ASIA: Malaysian extremist behind Indonesia attacks: official
By Alvin Darlanika SoedarjoSun Jul 19 02:29:21 EST 2009
JAKARTA, July 18 AFP/AAP - A Malaysian extremist wanted for a string of terror attacks has been named as the likely culprit behind suicide bombings at two luxury hotels in Indonesia that left eight dead, including three Australians, and 55 injured.
Police searched on Saturday for clues in the debris at the Marriott and Ritz-Carlton hotels, located in an upmarket Jakarta business district, which were rocked by explosions during the busy breakfast period on Friday.
DNA evidence from the remains of two suspected suicide bombers and explosives found in their "control centre" in a Marriott guestroom were examined as security was tightened across Indonesia.
Five foreigners -- three Australians, a New Zealander and a Singaporean -- were identified among the dead as Foreign Minister Hassan Wirayuda put the total toll at eight, including the bombers.
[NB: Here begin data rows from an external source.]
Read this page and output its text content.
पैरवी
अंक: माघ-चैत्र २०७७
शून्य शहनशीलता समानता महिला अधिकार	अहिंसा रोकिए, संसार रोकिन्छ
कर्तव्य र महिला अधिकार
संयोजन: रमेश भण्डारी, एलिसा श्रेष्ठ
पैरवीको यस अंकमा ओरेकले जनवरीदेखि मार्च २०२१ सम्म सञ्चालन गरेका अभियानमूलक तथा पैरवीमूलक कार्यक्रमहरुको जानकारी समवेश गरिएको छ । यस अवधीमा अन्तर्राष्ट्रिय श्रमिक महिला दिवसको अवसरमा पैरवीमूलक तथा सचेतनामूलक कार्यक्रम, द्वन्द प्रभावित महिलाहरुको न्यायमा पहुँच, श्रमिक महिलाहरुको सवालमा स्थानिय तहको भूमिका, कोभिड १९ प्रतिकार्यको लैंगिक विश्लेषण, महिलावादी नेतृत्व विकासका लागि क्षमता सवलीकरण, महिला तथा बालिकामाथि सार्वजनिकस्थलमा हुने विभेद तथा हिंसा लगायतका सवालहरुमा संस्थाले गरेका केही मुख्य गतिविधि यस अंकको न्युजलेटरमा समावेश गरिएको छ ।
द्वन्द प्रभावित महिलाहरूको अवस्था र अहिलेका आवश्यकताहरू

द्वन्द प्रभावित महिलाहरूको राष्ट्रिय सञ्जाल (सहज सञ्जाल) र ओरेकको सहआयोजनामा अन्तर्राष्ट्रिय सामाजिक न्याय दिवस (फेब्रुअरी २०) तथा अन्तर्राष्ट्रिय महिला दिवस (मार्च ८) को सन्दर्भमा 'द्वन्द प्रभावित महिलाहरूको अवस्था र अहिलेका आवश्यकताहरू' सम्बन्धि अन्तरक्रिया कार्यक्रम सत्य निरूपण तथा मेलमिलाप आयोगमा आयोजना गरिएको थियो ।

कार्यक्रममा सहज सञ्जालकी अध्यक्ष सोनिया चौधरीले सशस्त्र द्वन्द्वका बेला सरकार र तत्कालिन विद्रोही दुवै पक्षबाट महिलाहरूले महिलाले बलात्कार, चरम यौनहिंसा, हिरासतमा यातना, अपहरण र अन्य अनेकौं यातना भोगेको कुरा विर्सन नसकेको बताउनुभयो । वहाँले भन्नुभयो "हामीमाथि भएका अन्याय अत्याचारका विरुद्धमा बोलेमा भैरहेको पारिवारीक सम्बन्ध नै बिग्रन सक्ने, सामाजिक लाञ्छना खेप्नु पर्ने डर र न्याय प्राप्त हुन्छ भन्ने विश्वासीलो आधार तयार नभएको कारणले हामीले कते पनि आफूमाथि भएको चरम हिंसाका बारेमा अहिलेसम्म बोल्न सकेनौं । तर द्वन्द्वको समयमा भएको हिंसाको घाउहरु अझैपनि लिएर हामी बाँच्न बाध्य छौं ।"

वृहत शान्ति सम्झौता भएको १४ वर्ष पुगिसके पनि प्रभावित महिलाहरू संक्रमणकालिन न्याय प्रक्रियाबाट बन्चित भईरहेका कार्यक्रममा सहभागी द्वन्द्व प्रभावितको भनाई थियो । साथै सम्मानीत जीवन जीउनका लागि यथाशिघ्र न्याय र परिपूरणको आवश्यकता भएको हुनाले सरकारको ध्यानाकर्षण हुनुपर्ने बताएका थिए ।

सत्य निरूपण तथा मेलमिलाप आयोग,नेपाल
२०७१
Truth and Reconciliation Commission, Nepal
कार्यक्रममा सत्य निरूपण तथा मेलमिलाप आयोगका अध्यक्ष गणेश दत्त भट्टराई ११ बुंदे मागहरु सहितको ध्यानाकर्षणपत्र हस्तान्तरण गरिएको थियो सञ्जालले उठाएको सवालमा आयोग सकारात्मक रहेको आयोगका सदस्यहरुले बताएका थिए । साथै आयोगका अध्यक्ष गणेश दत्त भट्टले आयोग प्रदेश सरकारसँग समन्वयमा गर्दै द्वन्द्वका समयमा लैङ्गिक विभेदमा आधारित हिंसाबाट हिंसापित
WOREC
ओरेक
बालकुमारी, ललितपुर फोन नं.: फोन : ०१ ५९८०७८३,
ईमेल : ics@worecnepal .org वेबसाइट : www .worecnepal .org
Perth businessman Nathan Verity, 38, and Canberra Austrade official Craig Senger, 36, are now officially "presumed dead".
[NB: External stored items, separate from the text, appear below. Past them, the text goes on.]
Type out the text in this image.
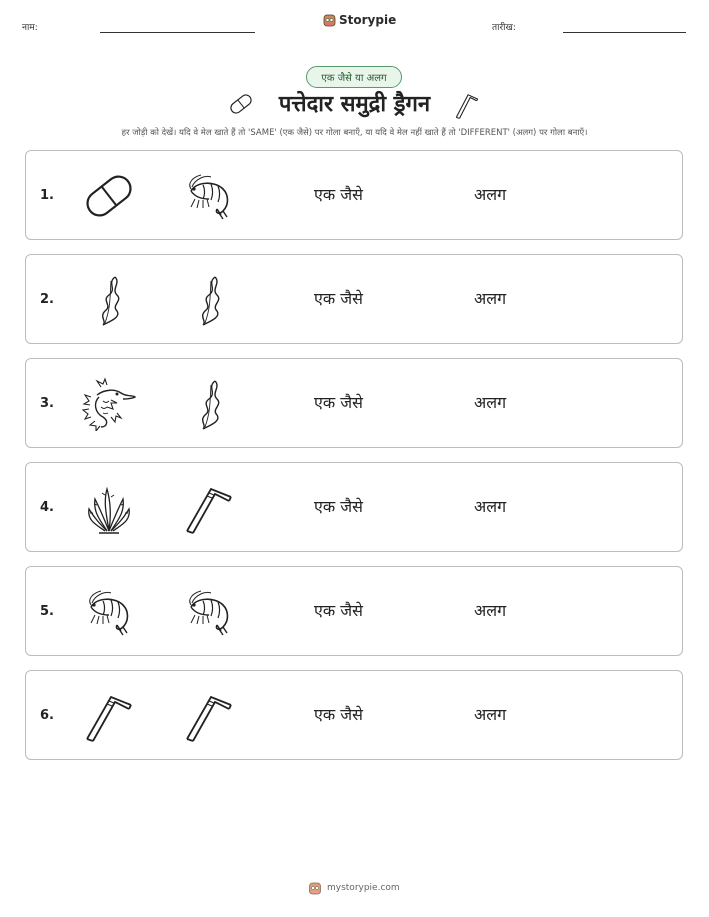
नाम:
Storypie
तारीख:
एक जैसे या अलग
पत्तेदार समुद्री ड्रैगन
हर जोड़ी को देखें। यदि वे मेल खाते हैं तो 'SAME' (एक जैसे) पर गोला बनाएँ, या यदि वे मेल नहीं खाते हैं तो 'DIFFERENT' (अलग) पर गोला बनाएँ।
1.	एक जैसे	अलग
2.	एक जैसे	अलग
3.	एक जैसे	अलग
4.	एक जैसे	अलग
5.	एक जैसे	अलग
6.	एक जैसे	अलग
mystorypie.com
Foreign Minister Stephen Smith said on Saturday that Australia "feared the worst" for Brisbane businessman Garth McEvoy, 54, but was unable to confirm he had been killed.
However Indonesian police said McEvoy was among the dead.
New Zealander Tim Mackay, 62, and an Indonesian named as Darmanto were also among the dead. The two suicide bombers are yet to be identified.
There has been confusion over the toll, and national police spokesman Nanan Soekarna has concurred with an earlier health ministry figure by saying that nine were killed including five at the Marriott.
"There were three dead at the Ritz-Carlton. We found a severed head of a male and two headless bodies, one belonging to a male and the other a female. The head and the body of the males don't match," he said.
Soekarna said 16 foreigners had been injured, including six Americans, two Dutch, one Australian, two Canadians, one Indian, two South Koreans, one New Zealander and one Norwegian.
Victorian father Scott Merrillees received leg and ear injuries in the attacks and was receiving treatment at a hospital in Singapore.
Indonesia's National police chief General Bambang Hendarso Danuri called on hotels and shopping malls across the vast, mainly Muslim archipelago of 234 million people to raise their security protocols in response to the bombings.
The attacks triggered the cancellation of a planned Manchester United friendly against an Indonesian All-Star team scheduled for Monday, a decision that caused great dismay among Indonesian football fans.
On Saturday the glamour side rejected an Indonesian presidential aide's plea to reconsider their decision, saying it had not been made lightly.
"Everyone at the club is disappointed not to be able to play in Indonesia, but it has a responsibility to its players and staff," it said in a statement.
No group has claimed responsibility for the bombings, but the security ministry's anti-terror desk chief, Ansyaad Mbai, told AFP that evidence pointed to Malaysian-born extremist Noordin Mohammed Top.
"There are strong indications that Noordin Top's group is behind the attacks because the bombs were hand-made and the tactic was suicide bombings," he said.
It is the fourth attack in Indonesia allegedly masterminded by Noordin after bombings at the Jakarta Marriott in 2003, the Australian embassy in 2004 and Bali restaurants in 2005 which have killed more than 40 people.
He is a violent jihadist, a master bomb-maker and the leader of the most extreme splinter group of the Jemaah Islamiyah (JI) terror network blamed for the 2002 bombings of nightclubs in Bali which killed 202 people.
Investigators said they found an unexploded bomb and bomb-making materials in room 1808 of the Marriott, which they believe served as the attackers' operations centre.
They said the bombers stayed in the room for two nights before the attacks and disguised themselves as guests when they walked into crowded dining and meeting areas and detonated their suitcase devices.
The bombs -- brought fully assembled into the hotels despite airport-style security measures -- were packed with nails, ballbearings, nuts and bolts to maximise the carnage.
Police said they were "identical" to ones previously used in JI attacks, and were also the same as bombs found in a raid last week on an Islamic boarding school in Central Java, carried out as part of the hunt for Noordin.
President Susilo Bambang Yudhoyono, who was re-elected in a landslide on July 8, said the attack was an act of terror that would have "wide effects on our economy, trade, tourism and image in the eyes of the world".
Tourism is one of the biggest sources of foreign capital for South-East Asia's biggest economy, which has avoided recession in the global financial crisis, but needs more foreign investment to maintain its growth trajectory.
Foreign ministers of the Association of South-East Asian Nations (ASEAN) meeting in Bangkok on Saturday denounced the bomb attacks and backed the Indonesian government's efforts to fight terrorism.
Indonesia's mainstream Muslim groups joined Yudhoyono and world leaders including US President Barack Obama in condemning the attacks, saying they could never be justified in Islamic teachings.